Sınırsız hürriyetin insanlığın başına ne hazin haller açtığı ortada. “Her şeyde mutlak özgürlük” diyen Batı, bugün kötü alışkanlıkların, bağımlılıkların pençesinde. Alkol ve uyuşturucu gibi zararlı alışkanlıklardan, cinsî sapıklıklara, oradan AIDS gibi çeşitli hastalıklar bataklığına saplamış. Zira, “kendine zarar”, kendiyle sınırlı kalmıyor. Nesline, akrabalarına, komşusuna, toplumuna, millî servetlere zarar veriyor.
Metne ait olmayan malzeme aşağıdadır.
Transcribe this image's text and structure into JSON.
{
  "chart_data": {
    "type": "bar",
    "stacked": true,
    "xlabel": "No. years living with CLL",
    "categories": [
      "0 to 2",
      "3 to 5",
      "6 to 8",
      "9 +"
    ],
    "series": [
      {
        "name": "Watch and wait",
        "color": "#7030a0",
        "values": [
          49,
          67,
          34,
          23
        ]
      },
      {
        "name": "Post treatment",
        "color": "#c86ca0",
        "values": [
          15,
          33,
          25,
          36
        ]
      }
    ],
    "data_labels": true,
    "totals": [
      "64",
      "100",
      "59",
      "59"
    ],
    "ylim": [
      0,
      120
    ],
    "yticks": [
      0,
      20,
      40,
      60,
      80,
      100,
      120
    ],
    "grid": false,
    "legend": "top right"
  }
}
Meselâ, alkol alan anne-babalar, “Biz hürüz, kendimize zarar veriyoruz, başkalarına vermiyoruz!” diyebilir mi? Dünya Sağlık Teşkilâtı’nın (WHO) ülkemizin de içinde bulunduğu 30 ülkeyi içine alan son araştırma raporuna göre alkol ortalama vukuât yüzdeleri şöyle:
* Cinayetlerin yüzde 85’i,
* Irza tecavüzlerin yüzde 50’si,
* Şiddet olaylarının yüzde 50’si,
* Trafik kazalarının yüzde 50-60’ı
* Eşlerini dövenlerin yüzde 70’i,
* İşe gitmeyenlerin yüzde 60’ı, bu suçlarını alkollü iken işliyor. Ve keza;
* Akıl Hastanelerine yatanların yüzde 40 ilâ 50’sinde, genel tutuklamaların yüzde 50’sinde temel sebep yine alkol...
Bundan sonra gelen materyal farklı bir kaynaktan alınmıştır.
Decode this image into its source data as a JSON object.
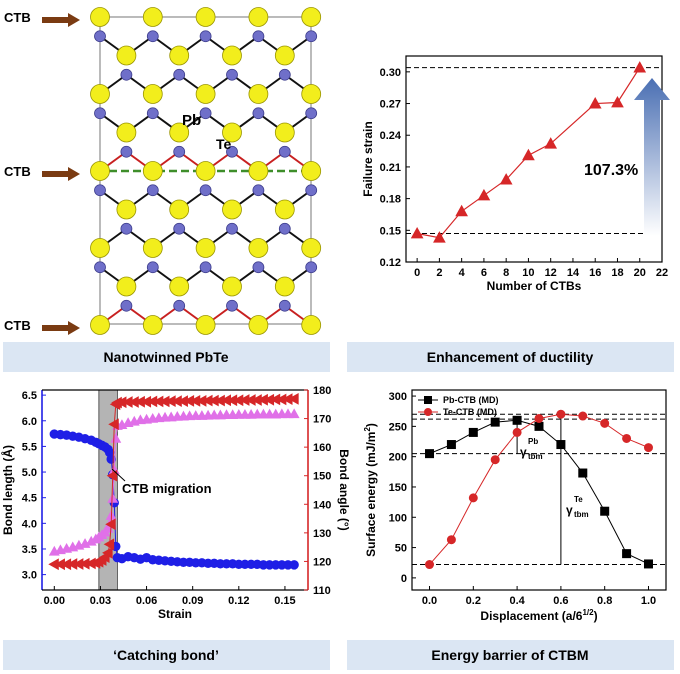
{
  "panels": {
    "structure": {
      "caption": "Nanotwinned PbTe",
      "ctb_label": "CTB",
      "pb_label": "Pb",
      "te_label": "Te"
    },
    "ductility": {
      "caption": "Enhancement of ductility",
      "annotation": "107.3%"
    },
    "bond": {
      "caption": "‘Catching bond’",
      "annotation": "CTB migration"
    },
    "barrier": {
      "caption": "Energy barrier of CTBM",
      "gamma_pb": "γ",
      "gamma_pb_sup": "Pb",
      "gamma_pb_sub": "tbm",
      "gamma_te": "γ",
      "gamma_te_sup": "Te",
      "gamma_te_sub": "tbm"
    }
  },
  "colors": {
    "banner": "#dbe6f3",
    "pb": "#f2ee1c",
    "te": "#6f6fc9",
    "red": "#d62728",
    "blue": "#1f1fe6",
    "magenta": "#e070e8",
    "twin": "#3e8e2a",
    "arrow": "#7a3b12"
  },
  "chart_data": [
    {
      "type": "line",
      "id": "ductility",
      "xlabel": "Number of CTBs",
      "ylabel": "Failure strain",
      "xlim": [
        -1,
        22
      ],
      "ylim": [
        0.12,
        0.315
      ],
      "xticks": [
        0,
        2,
        4,
        6,
        8,
        10,
        12,
        14,
        16,
        18,
        20,
        22
      ],
      "yticks": [
        0.12,
        0.15,
        0.18,
        0.21,
        0.24,
        0.27,
        0.3
      ],
      "x": [
        0,
        2,
        4,
        6,
        8,
        10,
        12,
        16,
        18,
        20
      ],
      "y": [
        0.147,
        0.143,
        0.168,
        0.183,
        0.198,
        0.221,
        0.232,
        0.27,
        0.271,
        0.304
      ],
      "reference_lines": [
        0.147,
        0.304
      ]
    },
    {
      "type": "scatter",
      "id": "bond",
      "xlabel": "Strain",
      "ylabel_left": "Bond length (Å)",
      "ylabel_right": "Bond angle (°)",
      "xlim": [
        -0.008,
        0.165
      ],
      "ylim_left": [
        2.7,
        6.6
      ],
      "ylim_right": [
        110,
        180
      ],
      "xticks": [
        "0.00",
        "0.03",
        "0.06",
        "0.09",
        "0.12",
        "0.15"
      ],
      "yticks_left": [
        "3.0",
        "3.5",
        "4.0",
        "4.5",
        "5.0",
        "5.5",
        "6.0",
        "6.5"
      ],
      "yticks_right": [
        "110",
        "120",
        "130",
        "140",
        "150",
        "160",
        "170",
        "180"
      ],
      "shaded_region": [
        0.029,
        0.041
      ],
      "series": [
        {
          "axis": "left",
          "marker": "circle",
          "x": [
            0.0,
            0.004,
            0.008,
            0.012,
            0.016,
            0.02,
            0.024,
            0.027,
            0.029,
            0.031,
            0.033,
            0.035,
            0.036,
            0.037,
            0.038,
            0.039,
            0.04,
            0.041,
            0.044,
            0.048,
            0.052,
            0.056,
            0.06,
            0.064,
            0.068,
            0.072,
            0.076,
            0.08,
            0.084,
            0.088,
            0.092,
            0.096,
            0.1,
            0.104,
            0.108,
            0.112,
            0.116,
            0.12,
            0.124,
            0.128,
            0.132,
            0.136,
            0.14,
            0.144,
            0.148,
            0.152,
            0.156
          ],
          "y": [
            5.74,
            5.73,
            5.72,
            5.7,
            5.68,
            5.65,
            5.62,
            5.58,
            5.55,
            5.52,
            5.49,
            5.44,
            5.38,
            5.25,
            4.95,
            4.4,
            3.55,
            3.33,
            3.31,
            3.35,
            3.33,
            3.3,
            3.33,
            3.29,
            3.28,
            3.27,
            3.26,
            3.25,
            3.24,
            3.24,
            3.23,
            3.23,
            3.22,
            3.22,
            3.21,
            3.21,
            3.21,
            3.2,
            3.2,
            3.2,
            3.2,
            3.19,
            3.19,
            3.19,
            3.19,
            3.19,
            3.19
          ]
        },
        {
          "axis": "right",
          "marker": "triangle-up",
          "x": [
            0.0,
            0.004,
            0.008,
            0.012,
            0.016,
            0.02,
            0.024,
            0.027,
            0.029,
            0.031,
            0.033,
            0.035,
            0.036,
            0.037,
            0.038,
            0.039,
            0.04,
            0.041,
            0.044,
            0.048,
            0.052,
            0.056,
            0.06,
            0.064,
            0.068,
            0.072,
            0.076,
            0.08,
            0.084,
            0.088,
            0.092,
            0.096,
            0.1,
            0.104,
            0.108,
            0.112,
            0.116,
            0.12,
            0.124,
            0.128,
            0.132,
            0.136,
            0.14,
            0.144,
            0.148,
            0.152,
            0.156
          ],
          "y": [
            123.5,
            124.0,
            124.5,
            125.0,
            125.6,
            126.2,
            127.0,
            127.8,
            128.5,
            129.3,
            130.2,
            131.5,
            133.0,
            136.0,
            142.0,
            152.0,
            163.0,
            167.5,
            167.8,
            168.5,
            169.0,
            169.5,
            169.7,
            170.0,
            170.2,
            170.4,
            170.5,
            170.7,
            170.8,
            170.9,
            171.0,
            171.0,
            171.1,
            171.2,
            171.2,
            171.3,
            171.3,
            171.4,
            171.4,
            171.4,
            171.5,
            171.5,
            171.5,
            171.5,
            171.6,
            171.6,
            171.6
          ]
        },
        {
          "axis": "right",
          "marker": "triangle-left",
          "x": [
            0.0,
            0.004,
            0.008,
            0.012,
            0.016,
            0.02,
            0.024,
            0.027,
            0.029,
            0.031,
            0.033,
            0.035,
            0.036,
            0.037,
            0.038,
            0.039,
            0.04,
            0.041,
            0.044,
            0.048,
            0.052,
            0.056,
            0.06,
            0.064,
            0.068,
            0.072,
            0.076,
            0.08,
            0.084,
            0.088,
            0.092,
            0.096,
            0.1,
            0.104,
            0.108,
            0.112,
            0.116,
            0.12,
            0.124,
            0.128,
            0.132,
            0.136,
            0.14,
            0.144,
            0.148,
            0.152,
            0.156
          ],
          "y": [
            119.0,
            119.0,
            119.0,
            119.1,
            119.1,
            119.2,
            119.3,
            119.5,
            119.9,
            120.5,
            121.5,
            123.0,
            126.0,
            133.0,
            150.0,
            168.0,
            175.0,
            175.6,
            175.7,
            175.8,
            175.8,
            175.9,
            175.9,
            176.0,
            176.0,
            176.0,
            176.1,
            176.1,
            176.1,
            176.2,
            176.2,
            176.2,
            176.3,
            176.3,
            176.3,
            176.4,
            176.4,
            176.4,
            176.5,
            176.5,
            176.5,
            176.6,
            176.6,
            176.7,
            176.7,
            176.8,
            176.9
          ]
        }
      ]
    },
    {
      "type": "line",
      "id": "barrier",
      "xlabel": "Displacement (a/6",
      "xlabel_sup": "1/2",
      "xlabel_end": ")",
      "ylabel": "Surface energy (mJ/m",
      "ylabel_sup": "2",
      "ylabel_end": ")",
      "xlim": [
        -0.08,
        1.08
      ],
      "ylim": [
        -20,
        310
      ],
      "xticks": [
        "0.0",
        "0.2",
        "0.4",
        "0.6",
        "0.8",
        "1.0"
      ],
      "yticks": [
        "0",
        "50",
        "100",
        "150",
        "200",
        "250",
        "300"
      ],
      "reference_lines": [
        22,
        205,
        262,
        270
      ],
      "legend": "top-left",
      "series": [
        {
          "name": "Pb-CTB (MD)",
          "marker": "square",
          "x": [
            0.0,
            0.1,
            0.2,
            0.3,
            0.4,
            0.5,
            0.6,
            0.7,
            0.8,
            0.9,
            1.0
          ],
          "y": [
            205,
            220,
            240,
            257,
            260,
            250,
            220,
            173,
            110,
            40,
            23
          ]
        },
        {
          "name": "Te-CTB (MD)",
          "marker": "circle",
          "x": [
            0.0,
            0.1,
            0.2,
            0.3,
            0.4,
            0.5,
            0.6,
            0.7,
            0.8,
            0.9,
            1.0
          ],
          "y": [
            22,
            63,
            132,
            195,
            240,
            263,
            270,
            267,
            255,
            230,
            215
          ]
        }
      ]
    }
  ]
}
* İntihar olaylarında da alkolün etkisi, içmeyenlere oranla 58 kat fazla.
Ülkemizde her yıl kalp hastası olarak doğan çocukların büyük bölümüne alkol ve sigara kullanan anne ve babaların sebep olduğu hakkında, tıp otoritelerimiz sık sık uyarılar yapıyor.
Küçük bir sigara özeti daha sunarsak, bakınız nelerle karşılaşıyoruz:
Akciğer kanserlerinin en az yüzde 90’ı, gırtlak kanserlerinin yüzde 99’u sigara kaynaklı. Yine, 45-50 yaşın altındaki koroner kalpten ölenlerin yüzde 80’i, bacak damarı tıkanmalarının yüzde 90’ı sigaradan...
Alkolün azının zararsız olduğu, hattâ azını tavsiye eden beyanlar, ülkemizde bu ölümcül alışkanlıkların henüz tehlikeli boyutlarda olmadığı yolundaki aldatıcı veya yanıltıcı ifadeler dehşet verici! Yine devletin Tekel’de üretim ve tüketim artışını esas alan tutumu, daha da vahim.
Hürriyet bunun neresinde, insanlık bunun neresinde, medeniyet bunun neresinde, huzur ve mutluluk bunun neresinde?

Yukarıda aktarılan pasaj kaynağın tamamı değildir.